It’ll take sustained rain to pull Anchorage out of its severe drought, says climatologist

A abeach with people playing in the sand and the water
Anchorage residents head to Goose Lake to cool off on Sunday, July 3, 2022. (Matt Faubion/Alaska Public Media)

Anchorage has been especially dry lately. The city just had its third driest June on record, followed by a spring and early summer that saw hardly any rain.

“If you actually look at the last two, three and four months — those are all the driest on record,” said Brian Brettschneider, a climate scientist with the National Weather Service in Anchorage. “So if you look at, say, mid-March through now almost mid-July … we’ve had less than three quarters of an inch of precipitation.”

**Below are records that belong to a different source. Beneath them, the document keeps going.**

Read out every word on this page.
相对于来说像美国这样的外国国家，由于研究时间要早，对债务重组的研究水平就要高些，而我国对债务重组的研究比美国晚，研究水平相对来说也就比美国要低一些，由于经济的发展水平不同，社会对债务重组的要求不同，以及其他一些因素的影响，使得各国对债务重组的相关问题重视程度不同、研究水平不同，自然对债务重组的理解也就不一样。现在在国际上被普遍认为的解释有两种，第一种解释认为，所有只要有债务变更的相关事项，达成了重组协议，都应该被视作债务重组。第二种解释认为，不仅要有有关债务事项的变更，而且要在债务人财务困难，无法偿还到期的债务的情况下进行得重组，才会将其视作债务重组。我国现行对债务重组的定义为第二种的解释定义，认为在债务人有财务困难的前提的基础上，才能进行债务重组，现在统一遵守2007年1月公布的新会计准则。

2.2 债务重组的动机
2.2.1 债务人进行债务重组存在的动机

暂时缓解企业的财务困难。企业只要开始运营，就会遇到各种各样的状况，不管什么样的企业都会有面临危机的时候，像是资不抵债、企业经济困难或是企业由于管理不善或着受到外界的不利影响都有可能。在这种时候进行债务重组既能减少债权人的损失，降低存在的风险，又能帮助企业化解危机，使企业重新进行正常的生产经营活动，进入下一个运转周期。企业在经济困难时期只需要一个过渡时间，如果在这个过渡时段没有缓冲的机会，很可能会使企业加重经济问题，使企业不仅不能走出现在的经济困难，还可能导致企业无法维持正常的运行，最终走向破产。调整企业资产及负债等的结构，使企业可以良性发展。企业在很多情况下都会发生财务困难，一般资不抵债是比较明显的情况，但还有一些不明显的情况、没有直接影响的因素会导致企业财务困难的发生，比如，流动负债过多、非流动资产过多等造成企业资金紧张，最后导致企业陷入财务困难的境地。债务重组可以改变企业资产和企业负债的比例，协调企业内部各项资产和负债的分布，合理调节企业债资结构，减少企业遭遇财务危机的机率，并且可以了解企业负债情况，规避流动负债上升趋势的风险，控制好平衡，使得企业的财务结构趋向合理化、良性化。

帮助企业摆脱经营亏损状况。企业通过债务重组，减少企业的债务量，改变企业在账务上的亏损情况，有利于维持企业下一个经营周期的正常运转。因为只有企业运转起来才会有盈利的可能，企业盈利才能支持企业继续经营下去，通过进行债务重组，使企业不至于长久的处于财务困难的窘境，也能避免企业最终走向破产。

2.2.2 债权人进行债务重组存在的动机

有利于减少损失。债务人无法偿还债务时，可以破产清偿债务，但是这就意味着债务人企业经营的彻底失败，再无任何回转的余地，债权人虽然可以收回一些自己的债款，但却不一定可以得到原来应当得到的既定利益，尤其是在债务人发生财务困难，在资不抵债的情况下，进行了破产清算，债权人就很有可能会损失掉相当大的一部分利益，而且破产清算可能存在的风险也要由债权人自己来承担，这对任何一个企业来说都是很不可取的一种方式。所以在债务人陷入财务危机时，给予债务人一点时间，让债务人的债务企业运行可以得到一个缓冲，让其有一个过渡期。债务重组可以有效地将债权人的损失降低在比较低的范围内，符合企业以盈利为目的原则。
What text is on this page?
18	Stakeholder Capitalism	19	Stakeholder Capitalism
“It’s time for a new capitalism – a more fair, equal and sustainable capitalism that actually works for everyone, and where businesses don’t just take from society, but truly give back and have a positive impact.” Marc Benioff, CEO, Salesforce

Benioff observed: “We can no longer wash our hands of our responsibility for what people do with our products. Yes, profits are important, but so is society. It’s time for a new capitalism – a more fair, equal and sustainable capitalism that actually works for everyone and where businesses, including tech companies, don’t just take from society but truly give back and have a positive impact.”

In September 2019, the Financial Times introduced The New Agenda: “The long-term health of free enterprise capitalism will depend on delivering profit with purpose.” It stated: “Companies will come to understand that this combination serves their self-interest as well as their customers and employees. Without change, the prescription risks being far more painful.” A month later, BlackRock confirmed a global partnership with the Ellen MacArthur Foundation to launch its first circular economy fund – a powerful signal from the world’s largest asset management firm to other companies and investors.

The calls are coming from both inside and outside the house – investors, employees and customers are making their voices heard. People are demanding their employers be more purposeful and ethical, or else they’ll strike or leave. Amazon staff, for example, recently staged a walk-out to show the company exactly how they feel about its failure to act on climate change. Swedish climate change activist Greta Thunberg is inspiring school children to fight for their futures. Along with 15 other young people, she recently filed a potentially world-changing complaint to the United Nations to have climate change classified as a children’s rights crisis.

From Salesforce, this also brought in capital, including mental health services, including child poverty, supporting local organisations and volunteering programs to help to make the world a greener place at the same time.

Brettschneider said this is by far the driest stretch ever recorded in Anchorage. The city is experiencing severe drought conditions.

Last week’s rain brought just about one-sixth of an inch of water. It was technically the rainiest day this year, but made no real difference in the drought status. Brettschneider said the Anchorage area will need a sustained period of precipitation to turn the drought situation around.

Alaska is approaching the time of year when it generally rains more. And Brettschneider said the forecast has good news for those battling fires statewide.

“The seven-day forecast issued by the National Weather Service and the forecast out to two weeks, issued by the Climate Prediction Center, all point toward a cooler and wetter forecast. And that is just all around good for fires.”

The Anchorage forecast shows cloudy skies and likely rain Thursday and through the weekend.